TMCG is a synthetically modified catechin and no data is yet available concerning physiological concentrations. In general, the issue of bioavailabilty of catechins is a very important one which needs to be addressed. In this sense, we believe that low concentrations of catechins in the blood stream would correspond to a much greater availability in the membrane fraction and they may accumulate over time to produce cellular concentrations that are much higher than that observed in serum samples. In addition, we would like to point out that the molar ratios studied in our model system are not necessarily required to be homogeneous in the whole cellular membrane. It would be enough that this TMCG/phospholipid ratio be attained locally in certain parts of the membrane. In this respect, the described propensity of TMCG to form enriched domains in the bilayer may help to locally attain higher concentrations of the molecule where it is needed.
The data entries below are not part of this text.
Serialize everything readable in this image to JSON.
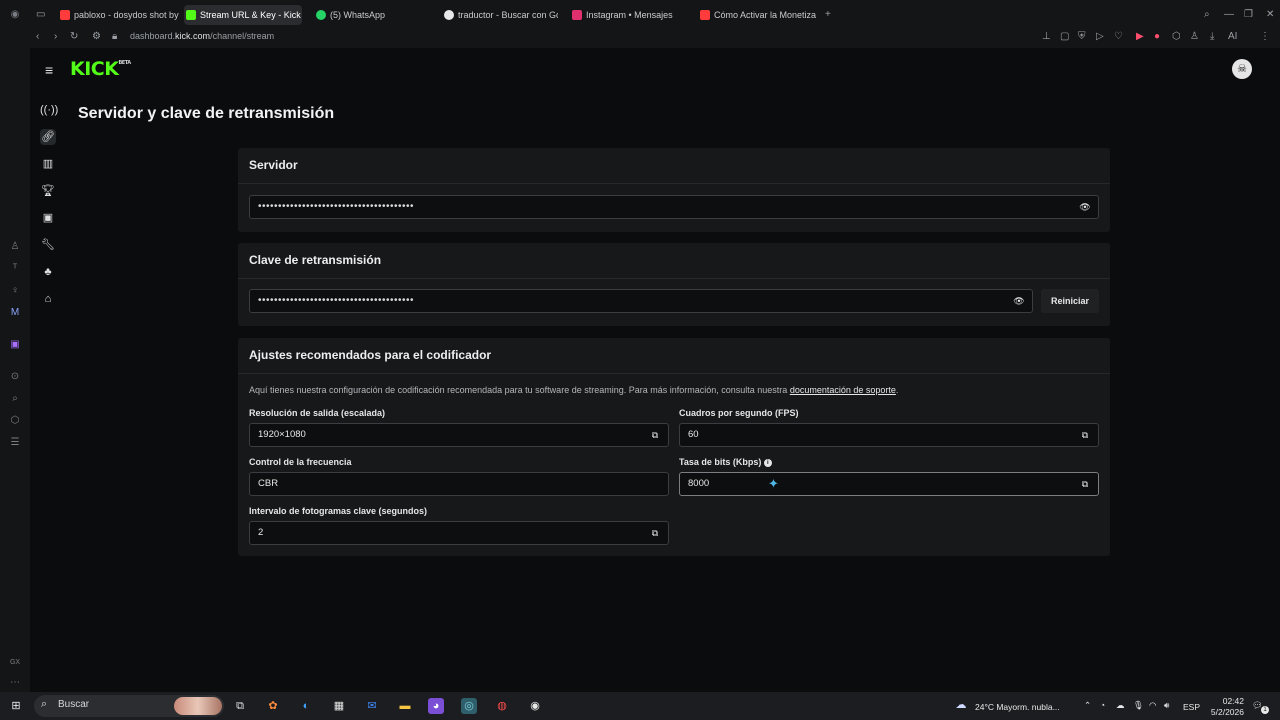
{
  "browser": {
    "tabs": [
      {
        "label": "pabloxo - dosydos shot by",
        "color": "#ff3b3b"
      },
      {
        "label": "Stream URL & Key - Kick D",
        "color": "#53fc18",
        "active": true
      },
      {
        "label": "(5) WhatsApp",
        "color": "#25d366"
      },
      {
        "label": "traductor - Buscar con Go",
        "color": "#e8e8e8"
      },
      {
        "label": "Instagram • Mensajes",
        "color": "#e1306c"
      },
      {
        "label": "Cómo Activar la Monetiza",
        "color": "#ff3b3b"
      }
    ],
    "new_tab": "+",
    "url_prefix": "dashboard.",
    "url_domain": "kick.com",
    "url_path": "/channel/stream"
  },
  "app": {
    "logo": "KICK",
    "logo_badge": "BETA",
    "page_title": "Servidor y clave de retransmisión"
  },
  "server": {
    "title": "Servidor",
    "masked_value": "•••••••••••••••••••••••••••••••••••••••"
  },
  "stream_key": {
    "title": "Clave de retransmisión",
    "masked_value": "•••••••••••••••••••••••••••••••••••••••",
    "reset_label": "Reiniciar"
  },
  "encoder": {
    "title": "Ajustes recomendados para el codificador",
    "description": "Aquí tienes nuestra configuración de codificación recomendada para tu software de streaming. Para más información, consulta nuestra ",
    "description_link": "documentación de soporte",
    "description_end": ".",
    "fields": {
      "resolution": {
        "label": "Resolución de salida (escalada)",
        "value": "1920×1080"
      },
      "fps": {
        "label": "Cuadros por segundo (FPS)",
        "value": "60"
      },
      "rate_control": {
        "label": "Control de la frecuencia",
        "value": "CBR"
      },
      "bitrate": {
        "label": "Tasa de bits (Kbps)",
        "value": "8000"
      },
      "keyframe": {
        "label": "Intervalo de fotogramas clave (segundos)",
        "value": "2"
      }
    }
  },
  "taskbar": {
    "search_placeholder": "Buscar",
    "weather": "24°C  Mayorm. nubla...",
    "language": "ESP",
    "time": "02:42",
    "date": "5/2/2026",
    "notification_count": "1"
  },
  "colors": {
    "kick_green": "#53fc18",
    "background": "#0b0c0d",
    "card": "#17181a"
  }
}
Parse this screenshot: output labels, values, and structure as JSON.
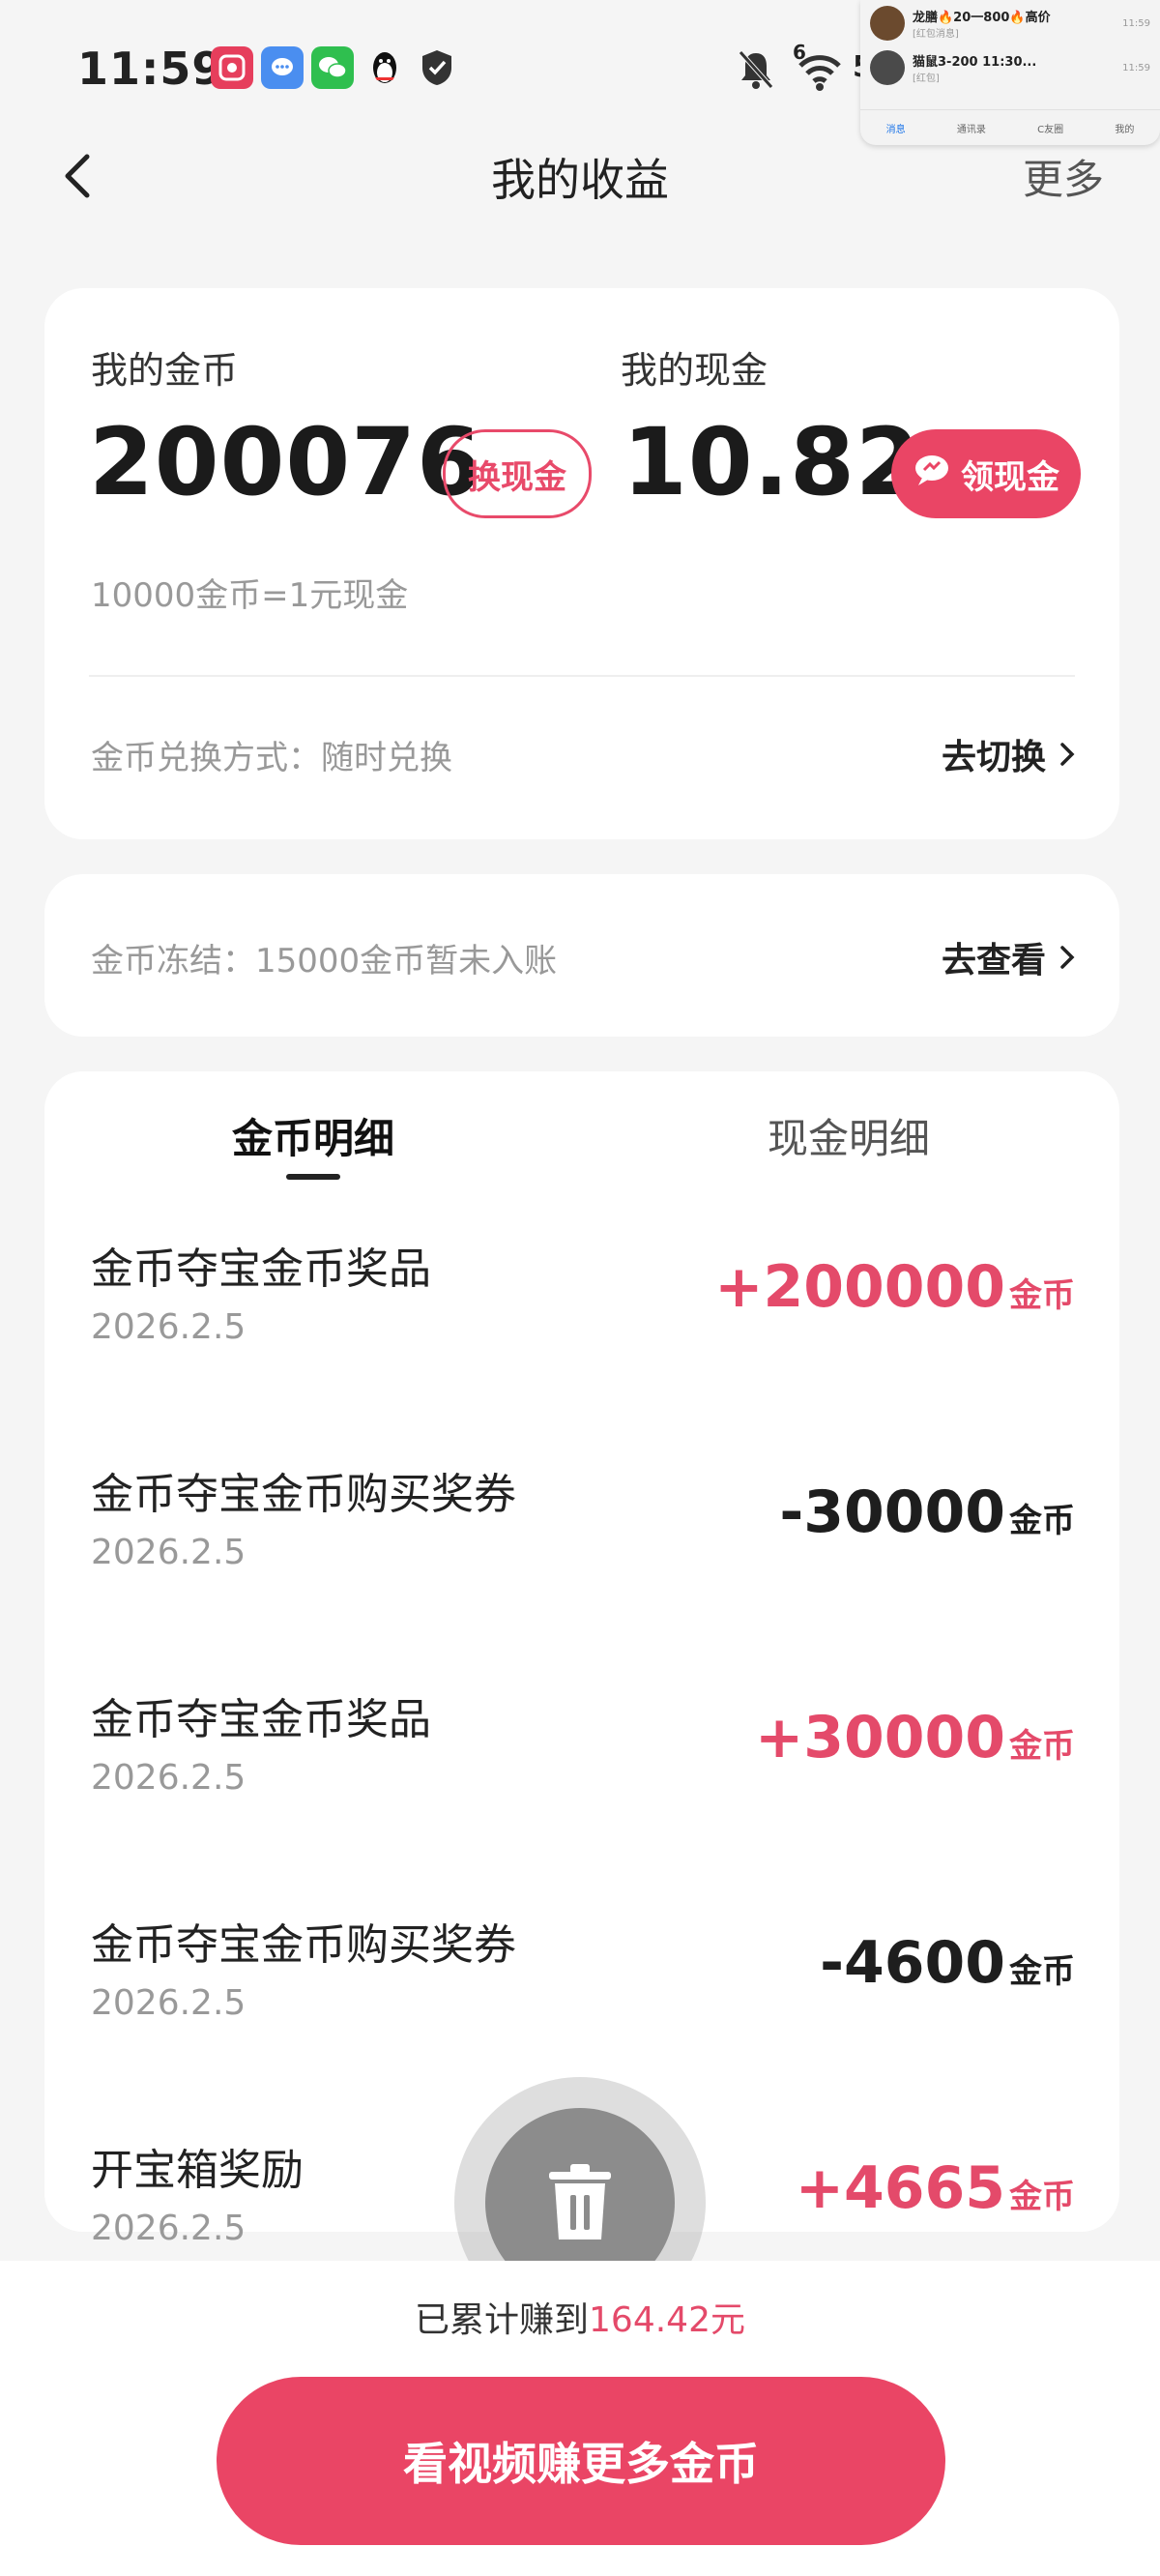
{
  "status_bar": {
    "time": "11:59",
    "app_icons": [
      "video-app-icon",
      "chat-bubble-icon",
      "wechat-icon",
      "qq-penguin-icon",
      "shield-check-icon"
    ],
    "network_label": "5G",
    "signal_label": "5G",
    "wifi_sup": "6",
    "battery_icon": "battery-charging-icon",
    "mute_icon": "bell-off-icon"
  },
  "notification": {
    "row1_title": "龙膳🔥20一800🔥高价",
    "row1_sub": "[红包消息]",
    "row1_time": "11:59",
    "row2_title": "猫鼠3-200 11:30...",
    "row2_sub": "[红包]",
    "row2_time": "11:59",
    "tabs": [
      "消息",
      "通讯录",
      "C友圈",
      "我的"
    ]
  },
  "header": {
    "title": "我的收益",
    "more": "更多"
  },
  "summary": {
    "coins_label": "我的金币",
    "coins_value": "200076",
    "exchange_button": "换现金",
    "cash_label": "我的现金",
    "cash_value": "10.82",
    "withdraw_button": "领现金",
    "rate_hint": "10000金币=1元现金",
    "exchange_mode_label": "金币兑换方式：随时兑换",
    "exchange_mode_link": "去切换"
  },
  "frozen": {
    "text": "金币冻结：15000金币暂未入账",
    "link": "去查看"
  },
  "tabs": {
    "coin_detail": "金币明细",
    "cash_detail": "现金明细"
  },
  "records": [
    {
      "title": "金币夺宝金币奖品",
      "date": "2026.2.5",
      "amount": "+200000",
      "unit": "金币",
      "type": "pos"
    },
    {
      "title": "金币夺宝金币购买奖券",
      "date": "2026.2.5",
      "amount": "-30000",
      "unit": "金币",
      "type": "neg"
    },
    {
      "title": "金币夺宝金币奖品",
      "date": "2026.2.5",
      "amount": "+30000",
      "unit": "金币",
      "type": "pos"
    },
    {
      "title": "金币夺宝金币购买奖券",
      "date": "2026.2.5",
      "amount": "-4600",
      "unit": "金币",
      "type": "neg"
    },
    {
      "title": "开宝箱奖励",
      "date": "2026.2.5",
      "amount": "+4665",
      "unit": "金币",
      "type": "pos"
    }
  ],
  "footer": {
    "earned_prefix": "已累计赚到",
    "earned_value": "164.42元",
    "cta": "看视频赚更多金币"
  },
  "colors": {
    "accent": "#ea4565",
    "positive": "#e44a6a",
    "negative": "#1e1e1e",
    "background": "#f5f5f5"
  }
}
The incorporation of TMCG into membranes is mainly driven by its lipophilicity, and this incorporation is the first step in the sequence of events induced by this compound. We have shown that this molecule is located in the interior of the bilayer, this location being crucial to reach tyrosinase, a membrane protein which acting on TMCG produces an activated metabolite able to inhibit dihydrofolate reductase and thus explaining the antimelanoma effect of TMCG [
17]. In addition, we have shown that the presence of TMCG alters the structural properties of phospholipids and this would be also important from the point of view of other potential functional properties of this compound. The alteration of lipid bilayer properties may also affect the activity of integral proteins and hence influence other membrane-related processes. In fact, membrane proteins are solvated by the lipid bilayer, and the proteins and their host bilayer are energetically coupled through hydrophobic interactions. When membrane proteins undergo conformational transitions that involve their transmembrane domains, the bilayer adapts accordingly, and this bilayer adaptation incurs an energetic cost, which varies with changes in the bilayer physical properties [
56]. In this sense, the changes that we have reported related to thickness, interfacial interactions, and formation of domains, may couple to changes in membrane protein function and might provide a mechanism by which TMCG could alter the function of diverse membrane proteins.
Given the complexity of biological membranes, the investigation of the structural parameters of phospholipids presented in this work is not possible to be performed using native biological membranes. The presence or different classes of phospholipids, sterols, and also proteins makes the use of physical techniques impractical to study these properties of phospholipids. We used model membrane systems as valuable tools to study the properties of individual phospholipid species. Many more studies concerning the interaction between TMCG and anionic phospholipids, the presence of mixtures of phospholipids with different head groups, or the influence of the presence of cholesterol are needed to obtain a clearer picture of the interaction of TMCG and membranes.
The compound under study was synthesized in order to increase the bioavalilabity of catechins and their ability to incorporate into cellular membranes and thus it differs from natural catechins in possessing a much more lipophilic gallic acid trimethylether moiety besides the polar phenolic groups at the catechin core. Thereby, a more pronounced amphiphilic character is induced which is likely to allow interactions with biological lipid bilayers in a more efficient way than would be expected for the natural congeners. Therefore, the results presented here should, at present, not be extrapolated to natural catechins such as those found, e.g., in green tea and other herbal preparations. Further studies will be required to investigate whether such membrane effects can also play a role in the bioactivity of these natural products.